1) Describe each eq'n in the ff. system. Sketch the graphs of the eq'ns in the system using only one set of axes.

{ y=-3/x
{
{ y=x^2-3x-1

2) Given that r1, r2, and r3 are the roots of the 3rd deg. polynomial function
P(x) = x^3-2x^2-23x+k, find the exact value of the squares of the roots r1^2+r3^2+r3^2.

3) Solve for x: 27(4^x)+19(6^x)-8(9^x)=0

Thanks guys!

Hello, umbraculum!

For #2, you need some "equation theory" . . .

2) Given that a, b, and c are the roots of the cubic: .P(x) .= .x³ - 2x² - 23x + k,
. . find the exact value of: .a² + b² + c².

The theory applies to all polynomials, but I'll explain it for this cubic only.

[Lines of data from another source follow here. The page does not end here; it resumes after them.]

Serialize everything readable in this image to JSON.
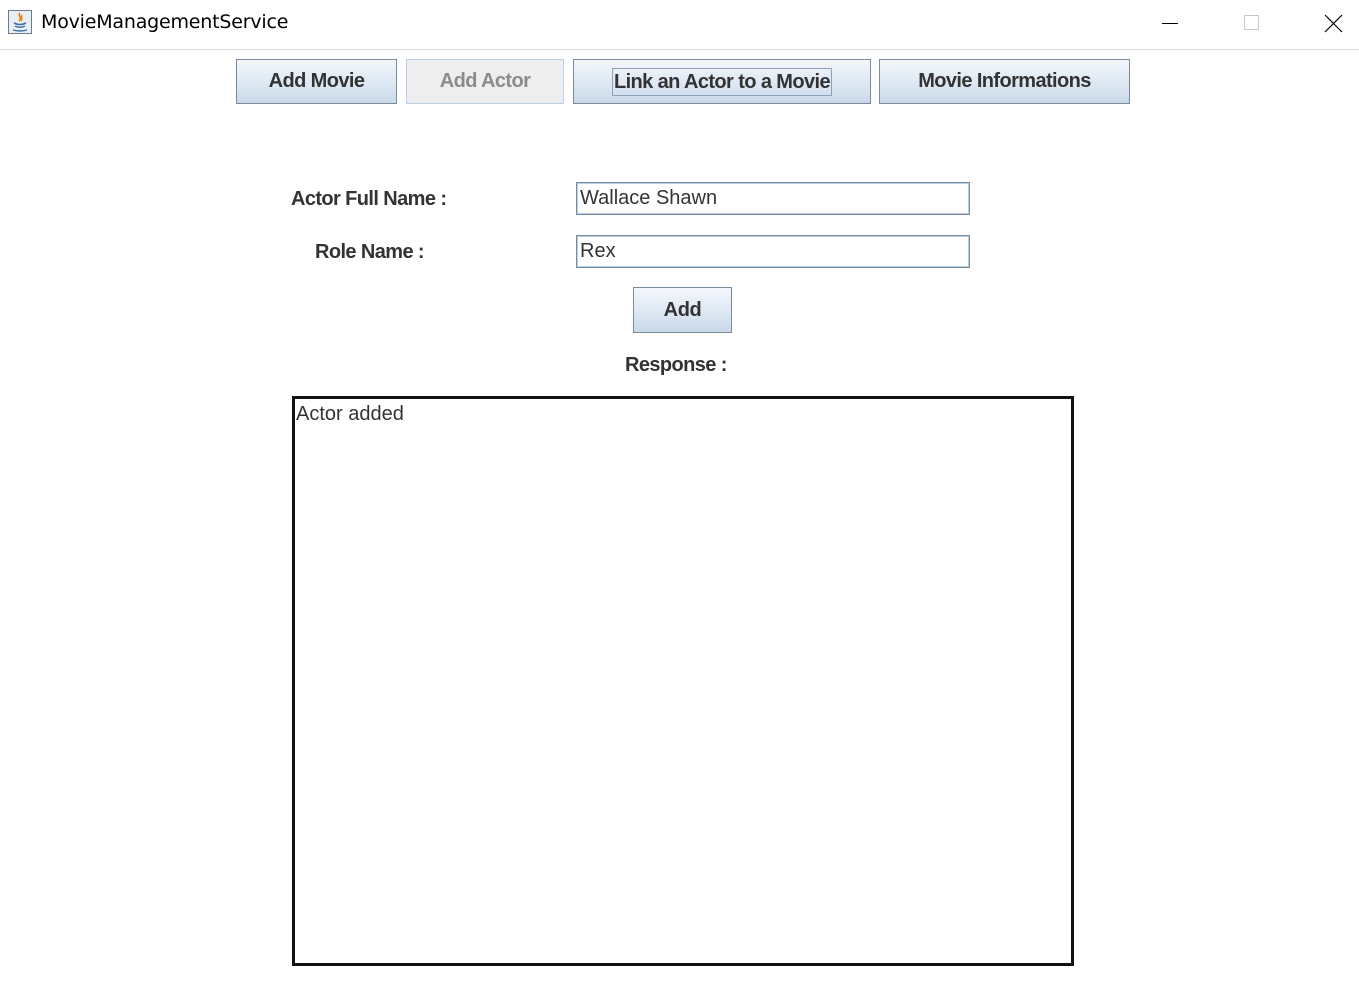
{
  "window": {
    "title": "MovieManagementService",
    "controls": {
      "minimize": "minimize-icon",
      "maximize": "maximize-icon",
      "close": "close-icon"
    }
  },
  "toolbar": {
    "add_movie_label": "Add Movie",
    "add_actor_label": "Add Actor",
    "add_actor_disabled": true,
    "link_actor_label": "Link an Actor to a Movie",
    "movie_info_label": "Movie Informations"
  },
  "form": {
    "actor_name_label": "Actor Full Name :",
    "actor_name_value": "Wallace Shawn",
    "role_name_label": "Role Name :",
    "role_name_value": "Rex",
    "add_label": "Add"
  },
  "response": {
    "label": "Response :",
    "text": "Actor added"
  },
  "colors": {
    "button_border": "#7a8a99",
    "button_gradient_top": "#f3f7fb",
    "button_gradient_bottom": "#c9d8e8",
    "text": "#333333",
    "disabled_text": "#8c8c8c"
  }
}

Given a cubic equation: .x³ + px² + qx + r .= .0 .with roots a, b, c:
. . a + b + c .= .-p, . ab + bc + ac .= .q, . abc .= .-r


We have: .(1) a + b + c .= .2, . (2) ab + bc + ac .= .-23, . (3) abc .= .-k


Square equation (1): .(a + b + c)² .= .2²

And we have: .a² + b² + c² + 2ab + 2bc + 2ac .= .4

Factor: .a² + b² + c² + 2(ab + bc + ac) .= .4
. . . . . . . . . . . . . . . . . . \_________/
. . . . . . . . . . . . . . . . . . . .This is -23


So we have: .a² + b² + c² + 2(-23) .= .4 . → . a² + b² + c² .= .50

Just to add to Soroban's solution, he used a simple (but useful) theorem all the way from the Renassiance called "Viete's Theorem".

that was amazing soroban, did not know that

Hellom umbraculum!

#3 is a freaky one . . .

3) Solve for x: .27(4^x) + 19(6^x) - 8(9^x) .= .0

Note that: .4^x .= .(2²)^x .= .2^{2x} .= .(2^x)²

. . . . . . . . 6^x .= .(2·3)^x .= .(2^x)(3^x)

. . . . . . . .9^x .= .(3²)^x .= .3^{2x} .= .(3^x)²


The equation becomes: .27(2^x)² + 19(2^x)(3^x) - 8(3^x)² .= .0


Let: .a = 2^x, .b = 3^x

And we have: .27a² + 19ab - 8b² .= .0

. . which factors: .(a + b)(27a - 8b) .= .0

Hence: .(1) a + b .= .0 . or . (2) 27a - 8b .= .0


(1) a + b .= .0 . → . 2^x + 3^x .= .0 . → . 2^x .= .-3^x

But this is impossible.
2^x and 3^x are both positive; one cannot be the negative of the other.


(2) 27a - 8b .= .0 . → . 27(2^x) - 8(3^x) .= .0

We have: .3³(2^x) .= .2³(3^x) . → . (2^x)/(3^x) .= .(2³)/(3³)

Hence: .(2/3)^x .= .(2/3)³

Therefore: . x = 3